Halo sequel a modern masterpiece
REVIEW: Halo 4 (Xbox 360). 343 Industries. $99.
Perhaps as a result of the ongoing global financial crisis, the onset of the festive season seems to be starting earlier every year. With retailers desperate for ways to stimulate spending and kick-start a busy sales period, the first spotting of the C-word was as early as mid-October in some stores.
It’s a particularly lucrative season for the gaming industry, with as much as 70 per cent of annual revenue generated in the final two months of the year. This leads to the strange situation where the year’s biggest, and often best games are released almost simultaneously and a steady stream of AAA titles vie for the attention of the game and gift buying public.
Of course, some games are bigger than others, and they don’t come much bigger than Microsoft’s marquee franchise, Halo. A blockbuster in every sense of the word, the Xbox arguably owes its dominant position in the console market to the series that redefined the sci-fi shooter, with the first game a critically and commercially successful launch title for the original Xbox back in 2001.
Since then, Halo and its associated sequels and spin-offs have sold 46 million copies, racked up a mind-boggling $5 billion in revenue, built up a loyal and devoted fanbase and directly driven more console sales than any other game franchise in the modern era.
This latest installment represents a watershed moment in Halo history, with original developers Bungie handing over the reins to the unproven and untested 343 Industries. There is an incredible amount of pressure on 343 to deliver a game that not only lives up to fans' expectations, but also reassures publisher Microsoft that its cash cow is in safe hands.
Picking up a few years after the events of Halo 3, the game once again puts you in control of the super soldier Master Chief, assisted by the ever-present AI Cortana in a battle to save humanity. Without giving too much away (no chance of that with Microsoft’s strict list of off-limits spoilers sent out to reviewers), the plot reveals a more human side of John-117 than has been shown in previous games, fleshes out the Cortana character in some surprising ways, and introduces new enemies, new weapons and new characters, as well as reintroducing some more familiar faces, places and foes.
With most first-person shooters becoming more and more focused on multiplayer action, it is refreshing to play a single-player campaign that is as richly detailed, perfectly paced and engrossing as what’s on offer here. From the dramatic prologue to the epic finale, Halo 4 is a genuinely thrilling experience, with intense battles punctuated by moments of quiet tension as you contemplate plans of attack and take in the jaw-dropping beauty of some of most gorgeous gaming environments ever seen on a console.
That’s not to say that multiplayer has been ignored. Halo: Infinity offers a range of online options, with the series’ most popular modes retained while the interface and incentives have been given a complete overhaul. Gone is the True Skill system from Halo 3, replaced with a fully customisable loadout and levelling structure that rewards skilful play and online wins with character progression and unlockable features.
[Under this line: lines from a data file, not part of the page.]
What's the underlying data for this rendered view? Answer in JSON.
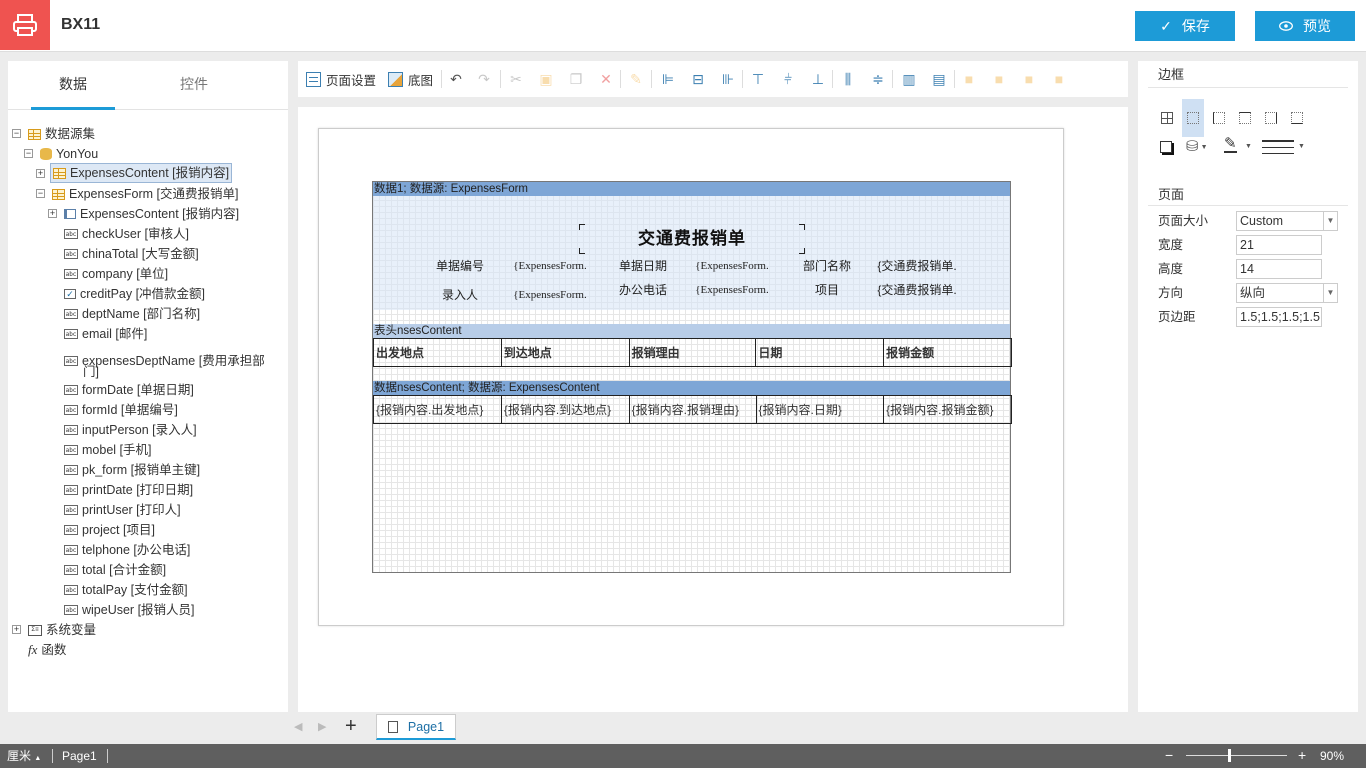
{
  "app": {
    "title": "BX11",
    "save_label": "保存",
    "preview_label": "预览",
    "accent": "#1d9bd7",
    "logo_color": "#ef5350"
  },
  "left": {
    "tabs": [
      "数据",
      "控件"
    ],
    "tree": {
      "root": "数据源集",
      "source": "YonYou",
      "expenses_content": "ExpensesContent [报销内容]",
      "expenses_form": "ExpensesForm [交通费报销单]",
      "sub_content": "ExpensesContent [报销内容]",
      "fields": [
        "checkUser [审核人]",
        "chinaTotal [大写金额]",
        "company [单位]",
        "creditPay [冲借款金额]",
        "deptName [部门名称]",
        "email [邮件]",
        "expensesDeptName [费用承担部",
        "门]",
        "formDate [单据日期]",
        "formId [单据编号]",
        "inputPerson [录入人]",
        "mobel [手机]",
        "pk_form [报销单主键]",
        "printDate [打印日期]",
        "printUser [打印人]",
        "project [项目]",
        "telphone [办公电话]",
        "total [合计金额]",
        "totalPay [支付金额]",
        "wipeUser [报销人员]"
      ],
      "sys_vars": "系统变量",
      "functions": "函数"
    }
  },
  "toolbar": {
    "page_setup": "页面设置",
    "background": "底图"
  },
  "report": {
    "band1": "数据1; 数据源: ExpensesForm",
    "title": "交通费报销单",
    "row1": [
      "单据编号",
      "{ExpensesForm.",
      "单据日期",
      "{ExpensesForm.",
      "部门名称",
      "{交通费报销单."
    ],
    "row2": [
      "录入人",
      "{ExpensesForm.",
      "办公电话",
      "{ExpensesForm.",
      "项目",
      "{交通费报销单."
    ],
    "band2": "表头nsesContent",
    "headers": [
      "出发地点",
      "到达地点",
      "报销理由",
      "日期",
      "报销金额"
    ],
    "band3": "数据nsesContent; 数据源: ExpensesContent",
    "cells": [
      "{报销内容.出发地点}",
      "{报销内容.到达地点}",
      "{报销内容.报销理由}",
      "{报销内容.日期}",
      "{报销内容.报销金额}"
    ]
  },
  "right": {
    "border_title": "边框",
    "page_title": "页面",
    "page_size_label": "页面大小",
    "page_size_value": "Custom",
    "width_label": "宽度",
    "width_value": "21",
    "height_label": "高度",
    "height_value": "14",
    "orientation_label": "方向",
    "orientation_value": "纵向",
    "margin_label": "页边距",
    "margin_value": "1.5;1.5;1.5;1.5"
  },
  "pages": {
    "tab": "Page1"
  },
  "status": {
    "unit": "厘米",
    "page": "Page1",
    "zoom": "90%",
    "zoom_level": 0.53
  }
}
It works brilliantly, with players more evenly matched than ever before and maps that lend themselves to a variety of game types and team tactics.
Perhaps the most interesting introduction is Spartan Ops, an episodic feature that expands upon the Halo story, with new missions released at regular intervals. With only one episode availabe at launch, it remains to be seen how well this will work, but it should add some welcome longevity once the main campaign is done and dusted.
Halo 4 does exactly what any successful sequel should – refining the features that made the early games so popular, adding some innovative original touches, and tying up loose ends in the narrative while still managing to leave you wanting more.
It doesn’t re-invent the wheel, and plays it safe at times when you feel it could have pushed the envelope, but it’s clear that the developers took an "if it aint broke, don’t fix it" approach; understandable when trying to fill the fairly big boots of Bungie.
The end result is a spectacular achievement, a high point for the series, a strong contender for Game of the Year and quite possibly the best sci-fi shooter ever made. I’m often reluctant to hand out 5 stars (the only other game to earn top marks from me was Skyrim, perhaps a little generous in hindsight) but Halo 4 deserves each and every one of them.